O consumidor vítima do mau atendimento

07/03/2011 • Por • 377 Acessos


 

Já trabalhei com vendas. Tanto de produtos, como livros ou computadores, quanto de serviços, tais como serviços gráficos ou serviços de comunicação de dados entre empresas.

Talvez fosse um pouco de exagero da minha parte, mas eu só sentia que meu papel de vendedor havia sido concluído quando o consumidor cliente recebia o produto e manifestava sua satisfação com a qualidade do que havia adquirido.

Mas, infelizmente, estou sendo forçado a aceitar que esta qualidade no atendimento não é uma preocupação nem das empresas nem dos atuais vendedores. O que se verifica é uma concepção que distingue as etapas do trabalho de venda: vender é com o vendedor, receber é com o caixa, entregar é outro departamento, em geral terceirizado, sobre o qual os vendedores não querem nenhuma informação, de preferência.

Estou falando disso com conhecimento de causa: há poucos dias, fui a uma das lojas da rede Novo Mundo, em Cuiabá, comprar alguns móveis, em função de ter me mudado para a cidade, para trabalhar, em função do concurso que prestei. Fui atendido por um vendedor de nome Thiago, da loja do Shopping Pantanal, cujo trabalho era coordenado pelo gerente de nome Aguinaldo.

Rapidamente escolhi alguns móveis, para meu quarto: guarda roupa, cama, colchão e fui com o vendedor para o fechamento do negócio: emissão de nota, um chorozinho pedindo desconto em função do pagamento à vista e o pedido da entrega mais rápida possível.

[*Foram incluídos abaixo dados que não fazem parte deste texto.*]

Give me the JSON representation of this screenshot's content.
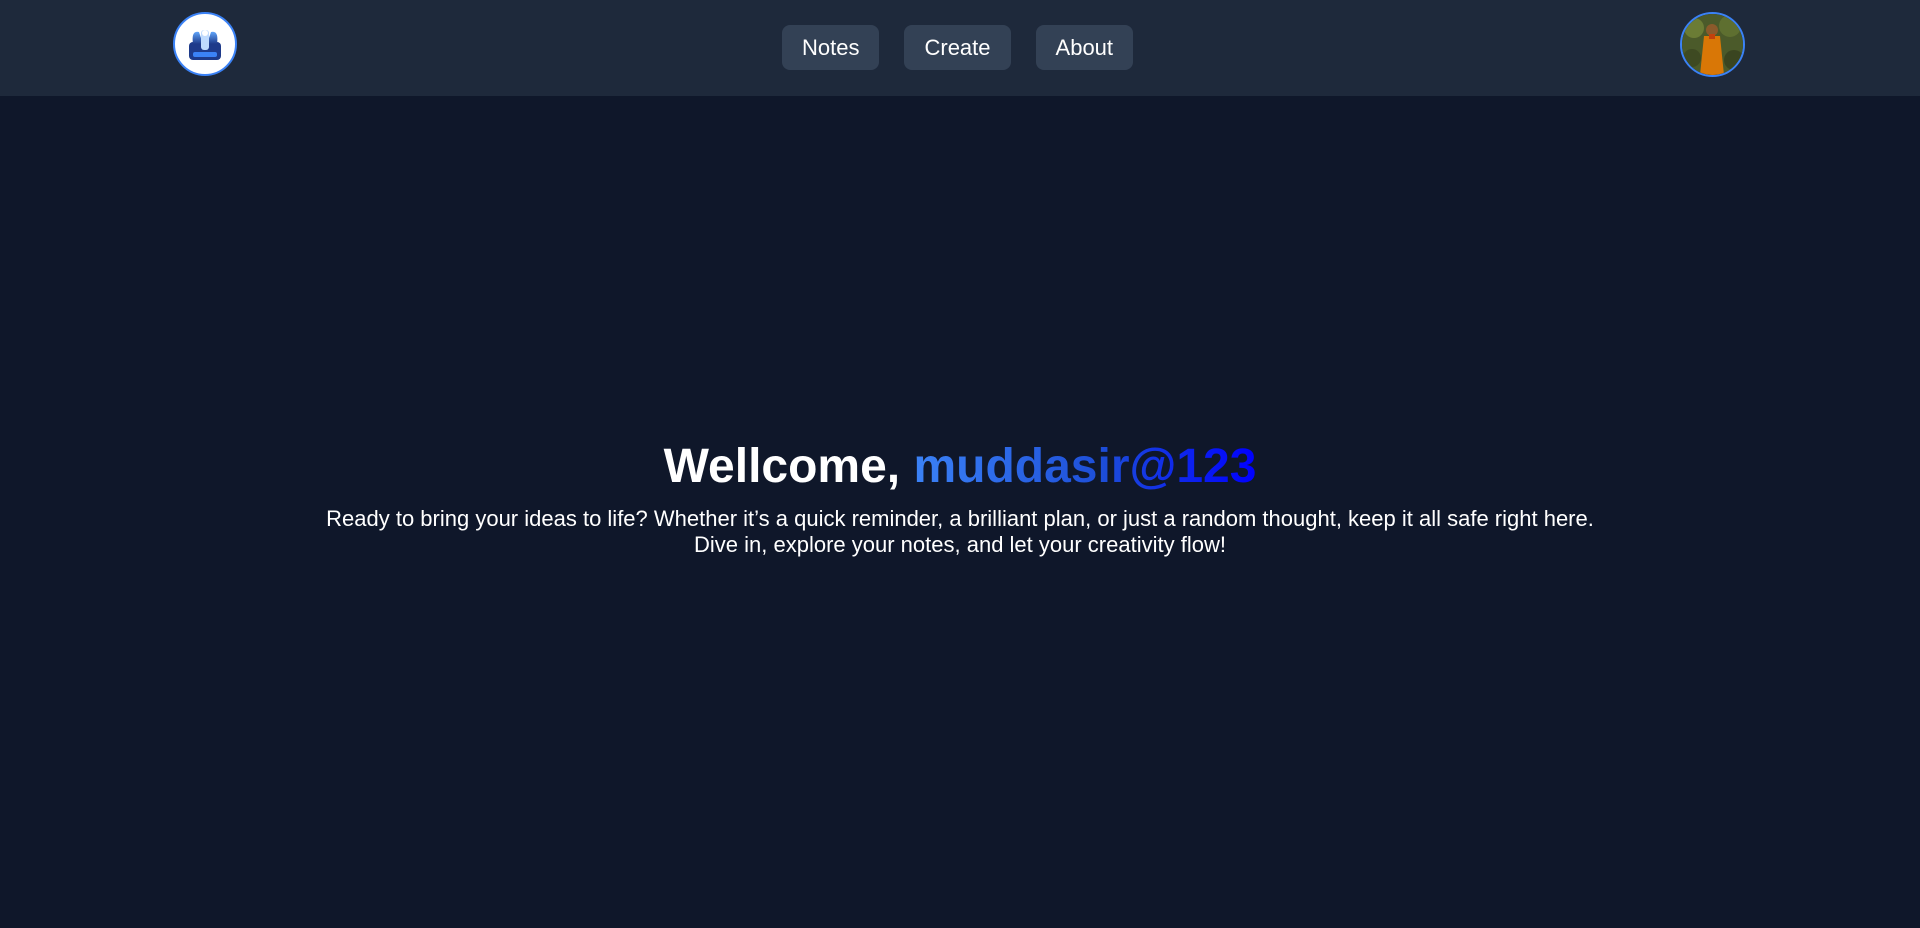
{
  "app": {
    "logo_icon": "notebook-logo-icon",
    "avatar_icon": "user-profile-avatar"
  },
  "nav": {
    "items": [
      {
        "label": "Notes"
      },
      {
        "label": "Create"
      },
      {
        "label": "About"
      }
    ]
  },
  "hero": {
    "greeting": "Wellcome,",
    "username": "muddasir@123",
    "line1": "Ready to bring your ideas to life? Whether it’s a quick reminder, a brilliant plan, or just a random thought, keep it all safe right here.",
    "line2": "Dive in, explore your notes, and let your creativity flow!"
  },
  "colors": {
    "background": "#0f172a",
    "navbar": "#1e293b",
    "nav_button": "#334155",
    "accent": "#3b82f6",
    "username_gradient_end": "#0000ff"
  }
}
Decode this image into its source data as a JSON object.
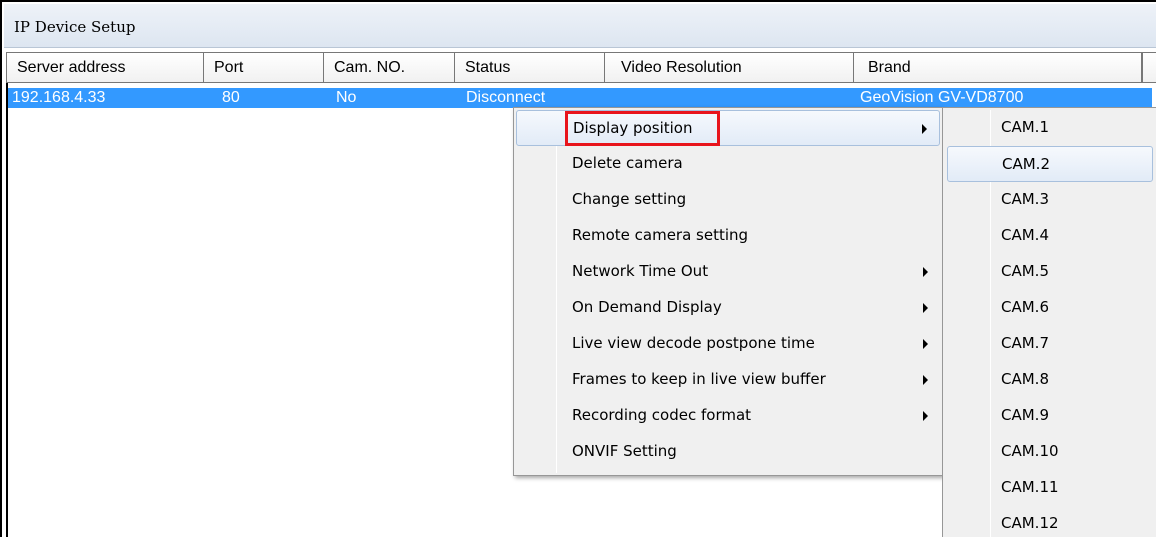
{
  "window": {
    "title": "IP Device Setup"
  },
  "table": {
    "columns": [
      "Server address",
      "Port",
      "Cam. NO.",
      "Status",
      "Video Resolution",
      "Brand"
    ],
    "rows": [
      {
        "server_address": "192.168.4.33",
        "port": "80",
        "cam_no": "No",
        "status": "Disconnect",
        "video_resolution": "",
        "brand": "GeoVision  GV-VD8700"
      }
    ],
    "selected_row_color": "#3399ff"
  },
  "context_menu": {
    "items": [
      {
        "label": "Display position",
        "has_submenu": true,
        "highlighted": true
      },
      {
        "label": "Delete camera",
        "has_submenu": false
      },
      {
        "label": "Change setting",
        "has_submenu": false
      },
      {
        "label": "Remote camera setting",
        "has_submenu": false
      },
      {
        "label": "Network Time Out",
        "has_submenu": true
      },
      {
        "label": "On Demand Display",
        "has_submenu": true
      },
      {
        "label": "Live view decode postpone time",
        "has_submenu": true
      },
      {
        "label": "Frames to keep in live view buffer",
        "has_submenu": true
      },
      {
        "label": "Recording codec format",
        "has_submenu": true
      },
      {
        "label": "ONVIF Setting",
        "has_submenu": false
      }
    ],
    "annotation_color": "#e8141c"
  },
  "submenu": {
    "items": [
      "CAM.1",
      "CAM.2",
      "CAM.3",
      "CAM.4",
      "CAM.5",
      "CAM.6",
      "CAM.7",
      "CAM.8",
      "CAM.9",
      "CAM.10",
      "CAM.11",
      "CAM.12"
    ],
    "hovered": "CAM.2"
  }
}
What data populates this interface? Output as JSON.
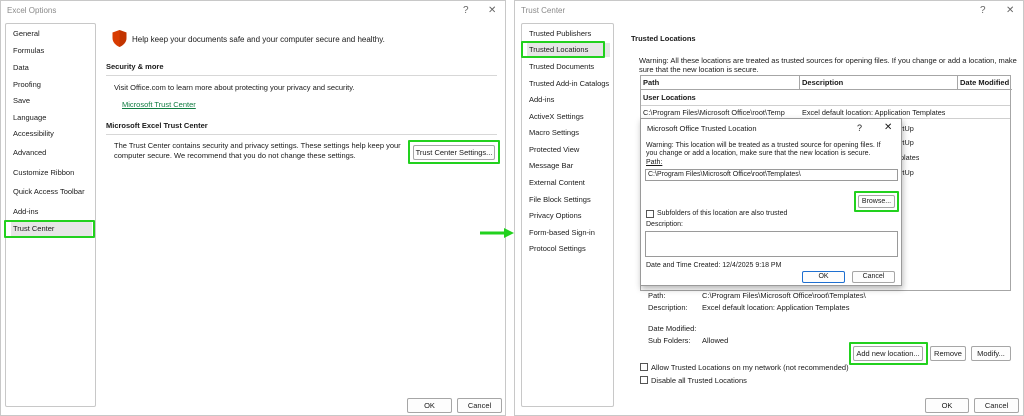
{
  "left_window": {
    "title": "Excel Options",
    "help": "?",
    "close": "✕",
    "nav": [
      "General",
      "Formulas",
      "Data",
      "Proofing",
      "Save",
      "Language",
      "Accessibility",
      "Advanced",
      "Customize Ribbon",
      "Quick Access Toolbar",
      "Add-ins",
      "Trust Center"
    ],
    "selected_nav": "Trust Center",
    "header_text": "Help keep your documents safe and your computer secure and healthy.",
    "security_heading": "Security & more",
    "security_text": "Visit Office.com to learn more about protecting your privacy and security.",
    "security_link": "Microsoft Trust Center",
    "tc_heading": "Microsoft Excel Trust Center",
    "tc_text_1": "The Trust Center contains security and privacy settings. These settings help keep your",
    "tc_text_2": "computer secure. We recommend that you do not change these settings.",
    "tc_button": "Trust Center Settings...",
    "ok": "OK",
    "cancel": "Cancel"
  },
  "right_window": {
    "title": "Trust Center",
    "help": "?",
    "close": "✕",
    "nav": [
      "Trusted Publishers",
      "Trusted Locations",
      "Trusted Documents",
      "Trusted Add-in Catalogs",
      "Add-ins",
      "ActiveX Settings",
      "Macro Settings",
      "Protected View",
      "Message Bar",
      "External Content",
      "File Block Settings",
      "Privacy Options",
      "Form-based Sign-in",
      "Protocol Settings"
    ],
    "selected_nav": "Trusted Locations",
    "heading": "Trusted Locations",
    "warning_1": "Warning: All these locations are treated as trusted sources for opening files.  If you change or add a location, make",
    "warning_2": "sure that the new location is secure.",
    "table": {
      "headers": [
        "Path",
        "Description",
        "Date Modified"
      ],
      "section": "User Locations",
      "row_path": "C:\\Program Files\\Microsoft Office\\root\\Temp",
      "row_desc": "Excel default location: Application Templates",
      "partial_rows": [
        "rtUp",
        "rtUp",
        "plates",
        "rtUp"
      ]
    },
    "details": {
      "path_label": "Path:",
      "path_value": "C:\\Program Files\\Microsoft Office\\root\\Templates\\",
      "desc_label": "Description:",
      "desc_value": "Excel default location: Application Templates",
      "date_label": "Date Modified:",
      "sub_label": "Sub Folders:",
      "sub_value": "Allowed"
    },
    "add_button": "Add new location...",
    "remove_button": "Remove",
    "modify_button": "Modify...",
    "allow_network": "Allow Trusted Locations on my network (not recommended)",
    "disable_all": "Disable all Trusted Locations",
    "ok": "OK",
    "cancel": "Cancel"
  },
  "modal": {
    "title": "Microsoft Office Trusted Location",
    "help": "?",
    "close": "✕",
    "warning_1": "Warning: This location will be treated as a trusted source for opening files. If",
    "warning_2": "you change or add a location, make sure that the new location is secure.",
    "path_label": "Path:",
    "path_value": "C:\\Program Files\\Microsoft Office\\root\\Templates\\",
    "browse": "Browse...",
    "subfolders": "Subfolders of this location are also trusted",
    "description_label": "Description:",
    "date_created": "Date and Time Created:   12/4/2025 9:18 PM",
    "ok": "OK",
    "cancel": "Cancel"
  },
  "colors": {
    "highlight": "#22d11e",
    "shield": "#d83b01",
    "link": "#107c41",
    "primary_border": "#1e6fd0"
  }
}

Fui pagar e a combinação era de que os móveis seriam entregues dois dias depois, no sábado, pela manhã. Mas, isso não resolvia muito, porque a montagem, que é o que interessa só poderia ocorrer outros dois dias depois. Ou seja, correndo tudo bem, depois do pagamento, eu teria que aguardar quatro dias para poder usar os produtos adquiridos. Sinceramente, eu considero esse prazo um exagero na era dos serviços on demand, mas o que eu poderia fazer?

Conformei-me e, no sábado, lá estava eu a postos para receber as peças dos móveis e o colchão adquirido. Mas, pasmem: o vendedor me vendeu colchão errado. Entre o colchão que eu escolhi e o computador que ele usou para fechar a venda, não foram sequer 10 metros de caminhada, e ele conseguiu mudar o produto escolhido.

Obviamente, eu não aceitei o produto que me estava sendo entregue, que foi levado de volta pelos entregadores, enquanto eu fui à loja reclamar com o vendedor e com seu gerente, que pasmem de novo, limitou-se a dizer: "preste mais atenção, Thiago!"

Ora, eu não queria uma reprimenda ao vendedor, queria o produto que eu havia comprado. Mas, o que fez o gerente? Nada, nadica de nada. Apenas me disse que eu teria que esperar pela nova entrega. No mesmo ritmo da anterior. Nenhuma excepcionalidade, urgência, tratamento preferencial, coisa alguma. Fiquei embasbacado de ver como a empresa não tem nenhuma política para manifestar que importa-se com o seu cliente quando erra.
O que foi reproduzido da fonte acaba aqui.